As a consequence, campaigns like these are mostly celebrated by other marketers and journalists specialised in covering PR- and marketing campaigns. The news angle is typically how a brand successfully has manage to exploit (or manipulate, even) someone or something — which often has very little to do with the actual products or service being offered. Yes, Burger King did manage to trick several influencers to publish updates about the brand, updates that would otherwise have cost the brand a small fortune. But if tricking these creative influencers out of their commissions would’ve backfired, then what?
I’ve been contacted by numerous advertising agencies with guerilla marketing ideas over the years. They’ve asked me to help them secure publicity for their campaigns, but I’ve always declined, politely. I simply won’t take a brand’s budget to do publicity work just to promote the brilliance of their current advertising agency. I wouldn’t even take a brand’s money to help their CMO to win creative campaign awards. As a senior PR adviser, this is a general principle that I’ve adopted — and a decision I stand by still to this day.
Don’t get me wrong; I’m not hesitant about all forms of PR exploits. I’m a big proponent of newsjacking (creating news stories to piggyback on current hot topics), ramp-up techniques (social graph exploits), and designing viral loops (incentivised social sharing). I just wouldn’t advise using actual marketing tactics as the main point of the campaign itself.

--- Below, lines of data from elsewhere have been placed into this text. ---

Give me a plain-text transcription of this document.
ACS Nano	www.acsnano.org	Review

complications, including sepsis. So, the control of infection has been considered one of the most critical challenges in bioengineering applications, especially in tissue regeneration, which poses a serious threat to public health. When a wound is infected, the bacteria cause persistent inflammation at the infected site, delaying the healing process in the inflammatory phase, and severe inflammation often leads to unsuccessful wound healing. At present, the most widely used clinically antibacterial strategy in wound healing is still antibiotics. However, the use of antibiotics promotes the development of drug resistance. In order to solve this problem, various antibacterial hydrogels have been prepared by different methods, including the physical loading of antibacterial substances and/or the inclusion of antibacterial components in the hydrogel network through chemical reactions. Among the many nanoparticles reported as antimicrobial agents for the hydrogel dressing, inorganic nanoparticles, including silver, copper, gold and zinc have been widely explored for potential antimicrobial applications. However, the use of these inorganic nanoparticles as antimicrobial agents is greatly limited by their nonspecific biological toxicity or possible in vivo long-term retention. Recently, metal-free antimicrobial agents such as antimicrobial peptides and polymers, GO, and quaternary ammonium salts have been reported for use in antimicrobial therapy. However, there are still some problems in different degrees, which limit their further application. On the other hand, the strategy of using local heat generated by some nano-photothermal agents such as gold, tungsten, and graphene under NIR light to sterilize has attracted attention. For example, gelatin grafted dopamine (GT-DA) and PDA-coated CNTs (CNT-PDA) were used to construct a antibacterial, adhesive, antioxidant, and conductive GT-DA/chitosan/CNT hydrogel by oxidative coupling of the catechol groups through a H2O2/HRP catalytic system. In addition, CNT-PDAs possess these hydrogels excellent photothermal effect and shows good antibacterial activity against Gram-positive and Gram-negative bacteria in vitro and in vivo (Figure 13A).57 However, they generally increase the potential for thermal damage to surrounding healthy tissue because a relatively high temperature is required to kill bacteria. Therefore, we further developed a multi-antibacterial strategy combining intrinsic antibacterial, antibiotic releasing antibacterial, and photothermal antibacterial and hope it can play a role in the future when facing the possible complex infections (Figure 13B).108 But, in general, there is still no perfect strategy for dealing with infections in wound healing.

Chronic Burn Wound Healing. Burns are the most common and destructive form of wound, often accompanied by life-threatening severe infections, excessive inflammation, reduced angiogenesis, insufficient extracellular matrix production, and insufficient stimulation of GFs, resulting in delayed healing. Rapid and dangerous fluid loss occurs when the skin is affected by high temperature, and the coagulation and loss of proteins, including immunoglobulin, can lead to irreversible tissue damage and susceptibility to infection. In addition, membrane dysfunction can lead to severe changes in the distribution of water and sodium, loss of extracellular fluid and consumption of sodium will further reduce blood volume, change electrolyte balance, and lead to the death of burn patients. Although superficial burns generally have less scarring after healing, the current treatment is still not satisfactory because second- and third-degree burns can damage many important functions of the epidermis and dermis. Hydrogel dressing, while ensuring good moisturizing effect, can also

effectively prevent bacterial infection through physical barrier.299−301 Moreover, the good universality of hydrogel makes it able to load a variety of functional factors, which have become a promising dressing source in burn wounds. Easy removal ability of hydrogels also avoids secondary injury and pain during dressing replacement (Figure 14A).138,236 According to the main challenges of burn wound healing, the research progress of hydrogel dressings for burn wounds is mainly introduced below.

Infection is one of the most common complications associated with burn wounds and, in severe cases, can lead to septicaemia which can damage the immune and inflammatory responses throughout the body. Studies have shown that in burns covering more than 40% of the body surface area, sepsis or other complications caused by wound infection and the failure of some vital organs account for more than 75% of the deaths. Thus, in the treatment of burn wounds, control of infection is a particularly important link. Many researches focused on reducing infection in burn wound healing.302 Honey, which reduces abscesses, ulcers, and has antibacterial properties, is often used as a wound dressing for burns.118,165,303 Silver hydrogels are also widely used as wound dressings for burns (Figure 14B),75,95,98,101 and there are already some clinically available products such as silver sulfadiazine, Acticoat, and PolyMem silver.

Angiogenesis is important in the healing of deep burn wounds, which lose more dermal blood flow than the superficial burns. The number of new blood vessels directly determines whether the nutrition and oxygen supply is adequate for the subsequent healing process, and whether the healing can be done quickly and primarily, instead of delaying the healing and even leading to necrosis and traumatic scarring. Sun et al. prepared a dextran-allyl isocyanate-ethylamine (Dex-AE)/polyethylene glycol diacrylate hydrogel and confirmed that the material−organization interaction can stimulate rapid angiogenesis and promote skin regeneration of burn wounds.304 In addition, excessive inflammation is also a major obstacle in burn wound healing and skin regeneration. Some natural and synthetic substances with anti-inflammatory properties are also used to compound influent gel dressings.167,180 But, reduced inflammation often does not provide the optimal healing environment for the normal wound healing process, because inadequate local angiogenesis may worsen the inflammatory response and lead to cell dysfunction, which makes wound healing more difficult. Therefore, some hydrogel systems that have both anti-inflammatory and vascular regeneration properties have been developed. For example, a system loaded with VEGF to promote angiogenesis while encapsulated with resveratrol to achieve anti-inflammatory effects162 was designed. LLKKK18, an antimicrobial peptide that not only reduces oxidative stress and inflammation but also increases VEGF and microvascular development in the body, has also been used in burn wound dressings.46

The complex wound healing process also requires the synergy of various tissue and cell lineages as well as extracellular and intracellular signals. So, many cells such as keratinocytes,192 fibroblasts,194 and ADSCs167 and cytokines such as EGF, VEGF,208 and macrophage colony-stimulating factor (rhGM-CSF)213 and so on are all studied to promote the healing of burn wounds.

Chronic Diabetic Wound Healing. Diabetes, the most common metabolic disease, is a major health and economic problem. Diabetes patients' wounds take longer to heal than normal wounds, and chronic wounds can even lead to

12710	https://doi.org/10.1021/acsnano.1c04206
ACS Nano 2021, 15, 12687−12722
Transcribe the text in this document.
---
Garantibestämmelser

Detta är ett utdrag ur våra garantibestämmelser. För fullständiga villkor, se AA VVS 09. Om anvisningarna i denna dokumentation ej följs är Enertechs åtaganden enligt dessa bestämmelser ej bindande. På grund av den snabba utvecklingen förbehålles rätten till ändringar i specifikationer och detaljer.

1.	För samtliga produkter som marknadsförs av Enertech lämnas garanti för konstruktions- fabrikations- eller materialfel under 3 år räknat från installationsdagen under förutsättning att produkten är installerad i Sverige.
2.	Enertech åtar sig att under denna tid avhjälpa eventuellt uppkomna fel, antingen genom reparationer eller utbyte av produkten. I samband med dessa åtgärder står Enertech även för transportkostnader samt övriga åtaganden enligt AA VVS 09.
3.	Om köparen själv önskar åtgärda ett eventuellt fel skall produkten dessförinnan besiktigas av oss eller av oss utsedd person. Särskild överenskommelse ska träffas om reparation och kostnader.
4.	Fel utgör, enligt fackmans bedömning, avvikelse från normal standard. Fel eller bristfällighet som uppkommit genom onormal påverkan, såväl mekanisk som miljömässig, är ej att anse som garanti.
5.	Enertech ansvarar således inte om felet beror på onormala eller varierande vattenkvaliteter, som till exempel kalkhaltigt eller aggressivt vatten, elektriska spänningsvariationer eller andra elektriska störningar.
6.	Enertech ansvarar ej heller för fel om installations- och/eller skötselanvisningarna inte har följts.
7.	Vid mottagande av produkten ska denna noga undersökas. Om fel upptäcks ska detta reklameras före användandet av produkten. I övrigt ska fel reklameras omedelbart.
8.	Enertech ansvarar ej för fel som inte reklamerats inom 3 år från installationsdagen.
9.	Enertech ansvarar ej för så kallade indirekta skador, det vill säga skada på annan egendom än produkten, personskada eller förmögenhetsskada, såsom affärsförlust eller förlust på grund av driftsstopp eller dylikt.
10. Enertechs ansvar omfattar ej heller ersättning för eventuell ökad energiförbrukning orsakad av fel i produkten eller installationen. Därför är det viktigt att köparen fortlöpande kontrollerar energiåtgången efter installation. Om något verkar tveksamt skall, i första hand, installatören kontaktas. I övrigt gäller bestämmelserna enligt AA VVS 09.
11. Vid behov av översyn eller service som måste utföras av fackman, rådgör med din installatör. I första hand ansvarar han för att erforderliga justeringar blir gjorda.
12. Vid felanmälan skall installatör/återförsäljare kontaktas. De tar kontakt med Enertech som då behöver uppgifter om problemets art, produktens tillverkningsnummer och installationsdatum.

To summarise, my advice about PR exploits is this:
1. Always be on the lookout for exciting potential channel exploits, but only use these if the outcome is aligned with both your brand voice and your overall value proposition.
2. Beware of the meta-challenge of spending corporate resources on promoting your marketing creatives instead of your actual products and services.
3. Bear in mind that manipulation isn’t the only way to get free influencer publicity; there are numerous of other ways to collaborate with influencers where you both win in the end.